A instituição bancária salientou que a procura de cobre é “amplamente vista como um barómetro” da saúde económica global. “Enquanto ativos altamente cíclicos, ligados aos ciclos de produção e ao consumo final nos setores da construção, transportes, serviços públicos e eletrodomésticos, a procura de metais básicos, incluindo o cobre, é extremamente sensível ao crescimento económico global”, sublinhou Gregory Shearer.
Petróleo influencia cobre
E o cobre acaba por ter ligação com o preço do petróleo. As contas do JP Morgan referem que por cada aumento de 10% nos preços do petróleo devido a um choque de oferta pode reduzir o PIB global em 0,16%. “O beta da procura de cobre em relação ao PIB global está estimado em 1,2, o que significa que, se o PIB global cair 1%, o crescimento da procura de cobre poderá cair 1,2% como consequência”, acrescentou.
“Por exemplo, estimamos que, se os preços do petróleo Brent se mantiverem em torno dos 110 dólares (94,84 euros) por barril (bbl) durante o resto deste ano, as nossas estimativas de crescimento da procura de cobre para 2026 poderão ser reduzidas em 1,4 pontos percentuais. O impacto no crescimento da procura certamente intensificar-se-ia se os preços do petróleo continuarem a subir”, disse Gregory Shearer.

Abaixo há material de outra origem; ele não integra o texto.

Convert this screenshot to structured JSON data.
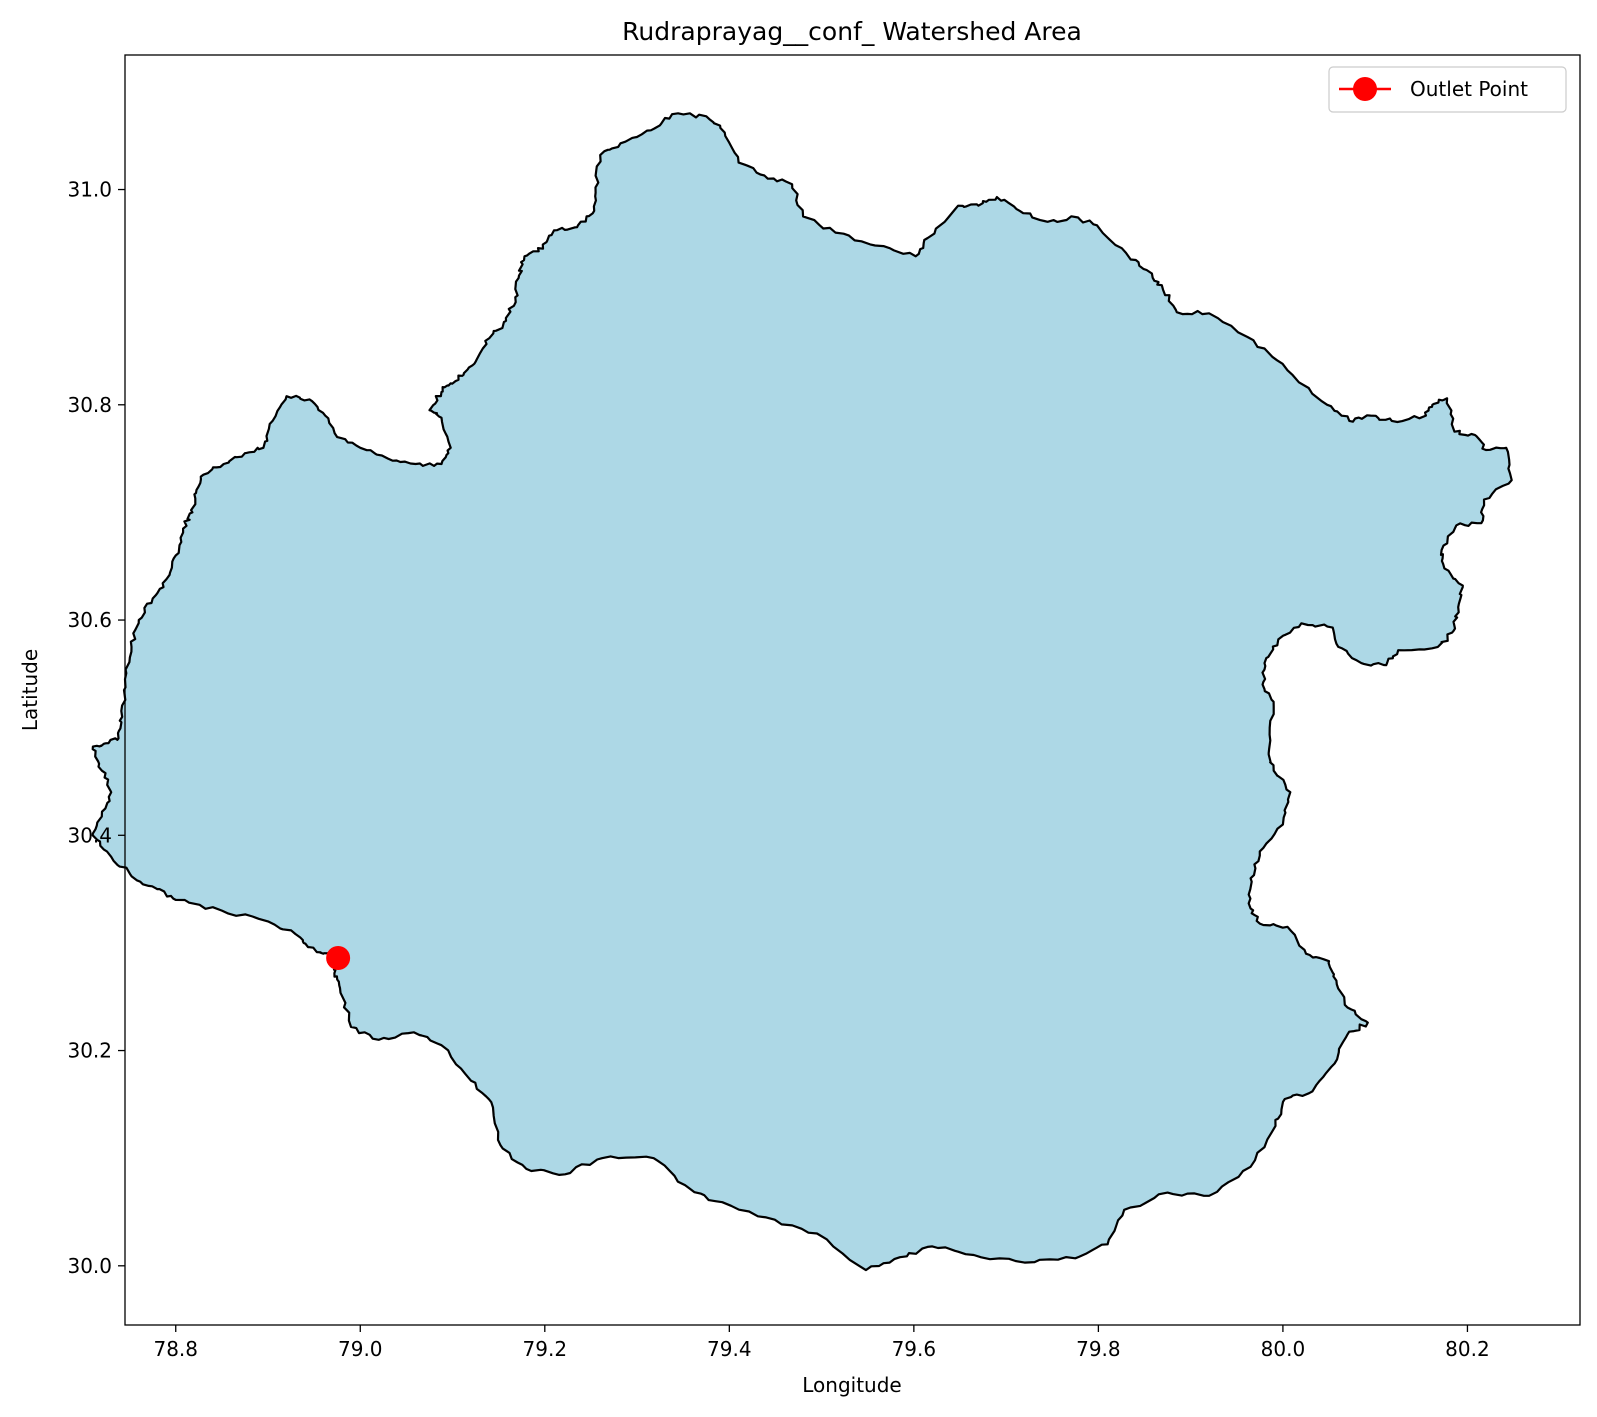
{
  "chart_data": {
    "type": "map",
    "title": "Rudraprayag__conf_ Watershed Area",
    "xlabel": "Longitude",
    "ylabel": "Latitude",
    "xlim": [
      78.745,
      80.322
    ],
    "ylim": [
      29.945,
      31.125
    ],
    "xticks": [
      78.8,
      79.0,
      79.2,
      79.4,
      79.6,
      79.8,
      80.0,
      80.2
    ],
    "xtick_labels": [
      "78.8",
      "79.0",
      "79.2",
      "79.4",
      "79.6",
      "79.8",
      "80.0",
      "80.2"
    ],
    "yticks": [
      30.0,
      30.2,
      30.4,
      30.6,
      30.8,
      31.0
    ],
    "ytick_labels": [
      "30.0",
      "30.2",
      "30.4",
      "30.6",
      "30.8",
      "31.0"
    ],
    "grid": false,
    "legend_position": "top-right",
    "legend": [
      {
        "label": "Outlet Point",
        "marker": "circle",
        "color": "#ff0000"
      }
    ],
    "fill_color": "#add8e6",
    "edge_color": "#000000",
    "outlet_point": {
      "lon": 78.976,
      "lat": 30.286
    },
    "watershed_boundary": [
      [
        78.976,
        30.286
      ],
      [
        78.972,
        30.272
      ],
      [
        78.978,
        30.258
      ],
      [
        78.99,
        30.222
      ],
      [
        79.02,
        30.21
      ],
      [
        79.058,
        30.217
      ],
      [
        79.088,
        30.205
      ],
      [
        79.12,
        30.172
      ],
      [
        79.142,
        30.152
      ],
      [
        79.152,
        30.112
      ],
      [
        79.18,
        30.09
      ],
      [
        79.222,
        30.085
      ],
      [
        79.262,
        30.1
      ],
      [
        79.318,
        30.1
      ],
      [
        79.352,
        30.075
      ],
      [
        79.385,
        30.06
      ],
      [
        79.44,
        30.045
      ],
      [
        79.495,
        30.03
      ],
      [
        79.548,
        29.996
      ],
      [
        79.585,
        30.008
      ],
      [
        79.62,
        30.018
      ],
      [
        79.665,
        30.01
      ],
      [
        79.72,
        30.003
      ],
      [
        79.775,
        30.007
      ],
      [
        79.81,
        30.02
      ],
      [
        79.828,
        30.052
      ],
      [
        79.875,
        30.068
      ],
      [
        79.92,
        30.065
      ],
      [
        79.965,
        30.092
      ],
      [
        79.992,
        30.13
      ],
      [
        80.002,
        30.155
      ],
      [
        80.032,
        30.162
      ],
      [
        80.056,
        30.188
      ],
      [
        80.07,
        30.215
      ],
      [
        80.092,
        30.226
      ],
      [
        80.07,
        30.24
      ],
      [
        80.058,
        30.265
      ],
      [
        80.05,
        30.283
      ],
      [
        80.025,
        30.29
      ],
      [
        80.005,
        30.315
      ],
      [
        79.975,
        30.318
      ],
      [
        79.965,
        30.332
      ],
      [
        79.965,
        30.36
      ],
      [
        79.975,
        30.385
      ],
      [
        80.0,
        30.41
      ],
      [
        80.008,
        30.44
      ],
      [
        79.99,
        30.46
      ],
      [
        79.985,
        30.48
      ],
      [
        79.99,
        30.52
      ],
      [
        79.978,
        30.54
      ],
      [
        79.98,
        30.56
      ],
      [
        79.995,
        30.582
      ],
      [
        80.02,
        30.597
      ],
      [
        80.054,
        30.593
      ],
      [
        80.06,
        30.575
      ],
      [
        80.085,
        30.56
      ],
      [
        80.112,
        30.558
      ],
      [
        80.125,
        30.572
      ],
      [
        80.168,
        30.575
      ],
      [
        80.185,
        30.59
      ],
      [
        80.19,
        30.612
      ],
      [
        80.195,
        30.632
      ],
      [
        80.175,
        30.648
      ],
      [
        80.172,
        30.665
      ],
      [
        80.188,
        30.688
      ],
      [
        80.215,
        30.69
      ],
      [
        80.218,
        30.712
      ],
      [
        80.248,
        30.73
      ],
      [
        80.242,
        30.76
      ],
      [
        80.22,
        30.758
      ],
      [
        80.208,
        30.772
      ],
      [
        80.186,
        30.775
      ],
      [
        80.178,
        30.806
      ],
      [
        80.162,
        30.8
      ],
      [
        80.155,
        30.79
      ],
      [
        80.118,
        30.785
      ],
      [
        80.095,
        30.79
      ],
      [
        80.072,
        30.785
      ],
      [
        80.048,
        30.8
      ],
      [
        80.005,
        30.832
      ],
      [
        79.968,
        30.86
      ],
      [
        79.92,
        30.885
      ],
      [
        79.885,
        30.886
      ],
      [
        79.87,
        30.907
      ],
      [
        79.858,
        30.922
      ],
      [
        79.835,
        30.935
      ],
      [
        79.8,
        30.965
      ],
      [
        79.778,
        30.974
      ],
      [
        79.745,
        30.97
      ],
      [
        79.715,
        30.98
      ],
      [
        79.69,
        30.993
      ],
      [
        79.67,
        30.985
      ],
      [
        79.648,
        30.985
      ],
      [
        79.615,
        30.955
      ],
      [
        79.602,
        30.938
      ],
      [
        79.558,
        30.948
      ],
      [
        79.515,
        30.96
      ],
      [
        79.48,
        30.975
      ],
      [
        79.468,
        31.005
      ],
      [
        79.438,
        31.013
      ],
      [
        79.41,
        31.025
      ],
      [
        79.395,
        31.053
      ],
      [
        79.375,
        31.068
      ],
      [
        79.338,
        31.07
      ],
      [
        79.315,
        31.055
      ],
      [
        79.282,
        31.043
      ],
      [
        79.26,
        31.032
      ],
      [
        79.255,
        31.002
      ],
      [
        79.252,
        30.978
      ],
      [
        79.235,
        30.965
      ],
      [
        79.21,
        30.962
      ],
      [
        79.198,
        30.945
      ],
      [
        79.178,
        30.938
      ],
      [
        79.172,
        30.92
      ],
      [
        79.168,
        30.9
      ],
      [
        79.158,
        30.878
      ],
      [
        79.14,
        30.862
      ],
      [
        79.125,
        30.84
      ],
      [
        79.112,
        30.828
      ],
      [
        79.098,
        30.82
      ],
      [
        79.088,
        30.812
      ],
      [
        79.075,
        30.795
      ],
      [
        79.088,
        30.788
      ],
      [
        79.098,
        30.76
      ],
      [
        79.088,
        30.745
      ],
      [
        79.06,
        30.745
      ],
      [
        79.03,
        30.75
      ],
      [
        79.0,
        30.76
      ],
      [
        78.975,
        30.77
      ],
      [
        78.962,
        30.79
      ],
      [
        78.945,
        30.805
      ],
      [
        78.92,
        30.808
      ],
      [
        78.905,
        30.785
      ],
      [
        78.895,
        30.76
      ],
      [
        78.875,
        30.755
      ],
      [
        78.852,
        30.745
      ],
      [
        78.83,
        30.735
      ],
      [
        78.822,
        30.718
      ],
      [
        78.818,
        30.7
      ],
      [
        78.808,
        30.685
      ],
      [
        78.8,
        30.66
      ],
      [
        78.79,
        30.638
      ],
      [
        78.775,
        30.62
      ],
      [
        78.76,
        30.6
      ],
      [
        78.752,
        30.575
      ],
      [
        78.745,
        30.545
      ],
      [
        78.742,
        30.51
      ],
      [
        78.738,
        30.49
      ],
      [
        78.722,
        30.485
      ],
      [
        78.71,
        30.48
      ],
      [
        78.72,
        30.46
      ],
      [
        78.73,
        30.44
      ],
      [
        78.72,
        30.42
      ],
      [
        78.71,
        30.4
      ],
      [
        78.73,
        30.38
      ],
      [
        78.752,
        30.362
      ],
      [
        78.78,
        30.35
      ],
      [
        78.8,
        30.34
      ],
      [
        78.85,
        30.33
      ],
      [
        78.9,
        30.32
      ],
      [
        78.935,
        30.305
      ],
      [
        78.945,
        30.296
      ],
      [
        78.96,
        30.29
      ]
    ]
  }
}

O JP Morgan adiantou também, através da sua equipa de mineração para a região EMEA, que em termos históricos, os preços do cobre atingiram quedas de cerca de 25% em relação ao pico durante grandes choques macroeconómicos. “Embora não estejamos a prever uma recessão, a nossa análise de vendas anteriores sugere que a atual queda do cobre pode apresentar riscos adicionais de baixa caso os ventos contrários ao crescimento global se intensifiquem nas próximas semanas e meses”, disse o afirmou o chefe da equipa de Mineração e Metais da J.P. Morgan para a região EMEA e CEEMEA, Dominic O’Kane.